9 of 9 people found the following review helpful
5.0 out of 5 stars
A clear and well-written book on a subject often overlooked, 29 Nov. 2000
The rapid and peaceful transformation of Japan after World War Two from a ravaged, war-torn country to a successful, propserous nation whose economy ranks number 2 in the world today is a subject, or more accurately, a phenomenon, that is often overlooked and taken for granted. Yet, this was, at that time, by no means a foregone outcome, and indeed many Japanese feared that their American occupiers would unleash revenge upon them for Japan's wartime atrocities. This in essence is what John Dower's book is about. In clear and easy-to-understand language, refraining from confusing technical and historical jargon, Dower shows how this process was undertaken by the Americans, and essentially how it was viewed and experienced by the Japanese themselves.
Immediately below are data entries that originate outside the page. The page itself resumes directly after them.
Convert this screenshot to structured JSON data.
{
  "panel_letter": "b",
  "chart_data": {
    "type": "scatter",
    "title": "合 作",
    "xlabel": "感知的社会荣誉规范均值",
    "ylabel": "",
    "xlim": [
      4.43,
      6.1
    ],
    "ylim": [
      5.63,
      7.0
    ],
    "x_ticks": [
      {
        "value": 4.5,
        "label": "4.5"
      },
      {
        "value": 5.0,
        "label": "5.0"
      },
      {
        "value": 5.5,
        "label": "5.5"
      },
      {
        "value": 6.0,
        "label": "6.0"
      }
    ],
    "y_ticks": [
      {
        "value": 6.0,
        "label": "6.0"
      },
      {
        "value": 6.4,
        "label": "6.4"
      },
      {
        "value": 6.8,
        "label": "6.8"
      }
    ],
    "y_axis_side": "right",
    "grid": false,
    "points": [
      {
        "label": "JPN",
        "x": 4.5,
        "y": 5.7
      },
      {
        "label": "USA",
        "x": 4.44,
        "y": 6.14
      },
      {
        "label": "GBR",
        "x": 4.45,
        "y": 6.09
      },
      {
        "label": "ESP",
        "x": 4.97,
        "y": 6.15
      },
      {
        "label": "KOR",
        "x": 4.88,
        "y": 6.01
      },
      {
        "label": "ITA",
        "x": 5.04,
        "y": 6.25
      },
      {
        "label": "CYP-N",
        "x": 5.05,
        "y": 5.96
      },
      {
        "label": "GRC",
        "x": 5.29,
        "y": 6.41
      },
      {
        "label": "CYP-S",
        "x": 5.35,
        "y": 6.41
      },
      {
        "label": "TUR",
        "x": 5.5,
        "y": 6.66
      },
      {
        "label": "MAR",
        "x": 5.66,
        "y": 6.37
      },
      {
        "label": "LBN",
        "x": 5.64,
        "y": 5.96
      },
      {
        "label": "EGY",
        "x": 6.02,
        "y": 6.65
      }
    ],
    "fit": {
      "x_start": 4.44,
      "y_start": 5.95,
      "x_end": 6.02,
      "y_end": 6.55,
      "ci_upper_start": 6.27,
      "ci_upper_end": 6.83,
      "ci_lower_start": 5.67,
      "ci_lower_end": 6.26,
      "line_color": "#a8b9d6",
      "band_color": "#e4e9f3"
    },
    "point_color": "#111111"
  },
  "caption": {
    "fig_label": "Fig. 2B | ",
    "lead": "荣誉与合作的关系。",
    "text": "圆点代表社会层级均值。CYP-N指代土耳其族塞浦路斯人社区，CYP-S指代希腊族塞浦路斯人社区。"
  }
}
Ranging from a vivid description of the desperate situation that Japan found herself after the war to the intriguing question of why the Emperor was allowed to keep his place on the throne and the persistant issue of Japan's war-time responsibility, this book guides the reader by the hand through a period in history that was extraordinary and unprecedented. Even if one has little interest or background in Japanese or American history, "Embracing Defeat" is a marvellous book to read as a novel, testimony to the fact that it won the 2000 Pulitzer Prize in non-fiction writing.